「感情がもはや顧みられない技術の世界の厳しさの中で、救いをもたらす愛への希望が育っている。それは無償で、惜しみなく与えられる愛である」

- 1927年4月16日~2022年12月31日(95歳没)
- ドイツ出身
- ローマ教皇(在位2005年~2013年)、神学者、枢機卿
英文
”In the harshness of the world of technology – in which feelings do not count anymore – the hope for a saving love grows, a love which would be given freely and generously.”
日本語訳
「感情がもはや顧みられない技術の世界の厳しさの中で、救いをもたらす愛への希望が育っている。それは無償で、惜しみなく与えられる愛である」
解説
この言葉は、技術社会における人間性の喪失と、それに対抗する愛の必要性を示している。ベネディクト16世は、科学技術の発展が人間生活を便利にする一方で、感情や人間的な絆を軽視する風潮を生み出すことを懸念していた。冷徹な効率や計算に支配される世界の中で、人々はますます「無償の愛」への渇望を深めているのである。

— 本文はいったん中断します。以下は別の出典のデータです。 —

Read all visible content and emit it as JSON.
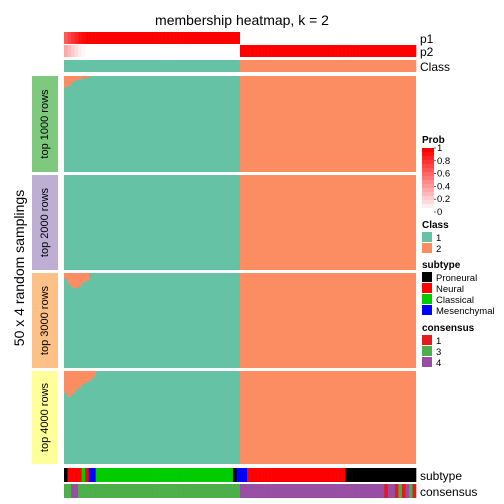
{
  "chart_data": {
    "type": "heatmap",
    "title": "membership heatmap, k = 2",
    "ylabel": "50 x 4 random samplings",
    "n_columns": 100,
    "column_split_at": 50,
    "column_annotations_top": [
      {
        "name": "p1"
      },
      {
        "name": "p2"
      },
      {
        "name": "Class"
      }
    ],
    "row_groups": [
      {
        "label": "top 1000 rows",
        "color": "#7fc97f"
      },
      {
        "label": "top 2000 rows",
        "color": "#beaed4"
      },
      {
        "label": "top 3000 rows",
        "color": "#fdc086"
      },
      {
        "label": "top 4000 rows",
        "color": "#ffff99"
      }
    ],
    "rows_per_group": 50,
    "class_colors": {
      "1": "#66c2a5",
      "2": "#fc8d62"
    },
    "column_annotations_bottom": [
      {
        "name": "subtype"
      },
      {
        "name": "consensus"
      }
    ],
    "legends": {
      "prob": {
        "title": "Prob",
        "ticks": [
          "1",
          "0.8",
          "0.6",
          "0.4",
          "0.2",
          "0"
        ],
        "color_low": "#ffffff",
        "color_high": "#ff0000"
      },
      "class": {
        "title": "Class",
        "entries": [
          {
            "label": "1",
            "color": "#66c2a5"
          },
          {
            "label": "2",
            "color": "#fc8d62"
          }
        ]
      },
      "subtype": {
        "title": "subtype",
        "entries": [
          {
            "label": "Proneural",
            "color": "#000000"
          },
          {
            "label": "Neural",
            "color": "#ff0000"
          },
          {
            "label": "Classical",
            "color": "#00cc00"
          },
          {
            "label": "Mesenchymal",
            "color": "#0000ff"
          }
        ]
      },
      "consensus": {
        "title": "consensus",
        "entries": [
          {
            "label": "1",
            "color": "#e41a1c"
          },
          {
            "label": "3",
            "color": "#4daf4a"
          },
          {
            "label": "4",
            "color": "#984ea3"
          }
        ]
      }
    },
    "p1_values": [
      0.65,
      0.72,
      0.8,
      0.86,
      0.93,
      0.97,
      1,
      1,
      1,
      1,
      1,
      1,
      1,
      1,
      1,
      1,
      1,
      1,
      1,
      1,
      1,
      1,
      1,
      1,
      1,
      1,
      1,
      1,
      1,
      1,
      1,
      1,
      1,
      1,
      1,
      1,
      1,
      1,
      1,
      1,
      1,
      1,
      1,
      1,
      1,
      1,
      1,
      1,
      1,
      1,
      0,
      0,
      0,
      0,
      0,
      0,
      0,
      0,
      0,
      0,
      0,
      0,
      0,
      0,
      0,
      0,
      0,
      0,
      0,
      0,
      0,
      0,
      0,
      0,
      0,
      0,
      0,
      0,
      0,
      0,
      0,
      0,
      0,
      0,
      0,
      0,
      0,
      0,
      0,
      0,
      0,
      0,
      0,
      0,
      0,
      0,
      0,
      0,
      0,
      0
    ],
    "subtype_values": [
      "Proneural",
      "Neural",
      "Neural",
      "Neural",
      "Neural",
      "Classical",
      "Neural",
      "Mesenchymal",
      "Mesenchymal",
      "Classical",
      "Classical",
      "Classical",
      "Classical",
      "Classical",
      "Classical",
      "Classical",
      "Classical",
      "Classical",
      "Classical",
      "Classical",
      "Classical",
      "Classical",
      "Classical",
      "Classical",
      "Classical",
      "Classical",
      "Classical",
      "Classical",
      "Classical",
      "Classical",
      "Classical",
      "Classical",
      "Classical",
      "Classical",
      "Classical",
      "Classical",
      "Classical",
      "Classical",
      "Classical",
      "Classical",
      "Classical",
      "Classical",
      "Classical",
      "Classical",
      "Classical",
      "Classical",
      "Classical",
      "Classical",
      "Proneural",
      "Mesenchymal",
      "Mesenchymal",
      "Mesenchymal",
      "Neural",
      "Neural",
      "Neural",
      "Neural",
      "Neural",
      "Neural",
      "Neural",
      "Neural",
      "Neural",
      "Neural",
      "Neural",
      "Neural",
      "Neural",
      "Neural",
      "Neural",
      "Neural",
      "Neural",
      "Neural",
      "Neural",
      "Neural",
      "Neural",
      "Neural",
      "Neural",
      "Neural",
      "Neural",
      "Neural",
      "Neural",
      "Neural",
      "Proneural",
      "Proneural",
      "Proneural",
      "Proneural",
      "Proneural",
      "Proneural",
      "Proneural",
      "Proneural",
      "Proneural",
      "Proneural",
      "Proneural",
      "Proneural",
      "Proneural",
      "Proneural",
      "Proneural",
      "Proneural",
      "Proneural",
      "Proneural",
      "Proneural",
      "Proneural"
    ],
    "consensus_values": [
      "3",
      "3",
      "4",
      "4",
      "3",
      "3",
      "3",
      "3",
      "3",
      "3",
      "3",
      "3",
      "3",
      "3",
      "3",
      "3",
      "3",
      "3",
      "3",
      "3",
      "3",
      "3",
      "3",
      "3",
      "3",
      "3",
      "3",
      "3",
      "3",
      "3",
      "3",
      "3",
      "3",
      "3",
      "3",
      "3",
      "3",
      "3",
      "3",
      "3",
      "3",
      "3",
      "3",
      "3",
      "3",
      "3",
      "3",
      "3",
      "3",
      "3",
      "4",
      "4",
      "4",
      "4",
      "4",
      "4",
      "4",
      "4",
      "4",
      "4",
      "4",
      "4",
      "4",
      "4",
      "4",
      "4",
      "4",
      "4",
      "4",
      "4",
      "4",
      "4",
      "4",
      "4",
      "4",
      "4",
      "4",
      "4",
      "4",
      "4",
      "4",
      "4",
      "4",
      "4",
      "4",
      "4",
      "4",
      "4",
      "4",
      "4",
      "4",
      "1",
      "4",
      "4",
      "1",
      "3",
      "1",
      "4",
      "3",
      "1"
    ],
    "group_misclassified_rows": [
      [
        6,
        5,
        3,
        2,
        2,
        1,
        1
      ],
      [],
      [
        3,
        6,
        8,
        8,
        7,
        5,
        4
      ],
      [
        12,
        14,
        12,
        10,
        9,
        7,
        6,
        5,
        3
      ]
    ]
  }
}
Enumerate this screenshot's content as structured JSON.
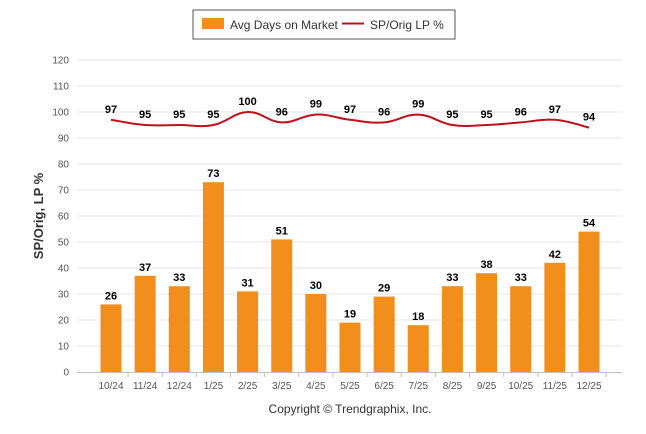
{
  "chart_data": {
    "type": "bar+line",
    "categories": [
      "10/24",
      "11/24",
      "12/24",
      "1/25",
      "2/25",
      "3/25",
      "4/25",
      "5/25",
      "6/25",
      "7/25",
      "8/25",
      "9/25",
      "10/25",
      "11/25",
      "12/25"
    ],
    "series": [
      {
        "name": "Avg Days on Market",
        "kind": "bar",
        "values": [
          26,
          37,
          33,
          73,
          31,
          51,
          30,
          19,
          29,
          18,
          33,
          38,
          33,
          42,
          54
        ]
      },
      {
        "name": "SP/Orig LP %",
        "kind": "line",
        "values": [
          97,
          95,
          95,
          95,
          100,
          96,
          99,
          97,
          96,
          99,
          95,
          95,
          96,
          97,
          94
        ]
      }
    ],
    "ylabel": "SP/Orig, LP %",
    "yticks": [
      0,
      10,
      20,
      30,
      40,
      50,
      60,
      70,
      80,
      90,
      100,
      110,
      120
    ],
    "ylim": [
      0,
      120
    ],
    "grid": true,
    "legend_position": "top-center",
    "colors": {
      "bar": "#f28e1c",
      "line": "#c0101a",
      "grid": "#e6e6e6"
    }
  },
  "footer": "Copyright © Trendgraphix, Inc."
}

「a saving love」という表現は、人間を孤独や機械的思考から救い出す力を持つ愛を意味する。これはキリスト教神学における神の愛の反映であり、計算や取引を超えた贈与としての愛である。現代社会では物質的豊かさが拡大しても、愛の欠如が精神的荒廃をもたらしていることを踏まえ、この言葉は深い警鐘となる。
現代的に応用すれば、この言葉は人間中心の技術利用と倫理的配慮の必要性を示唆している。AIやデジタル化が進む時代においてこそ、相互の思いやりや無償の愛が社会を支える基盤となる。ベネディクト16世は、技術の冷たさの中にこそ、愛が人間存在の根源的救いであることを示し、その実現を希望として語っているのである。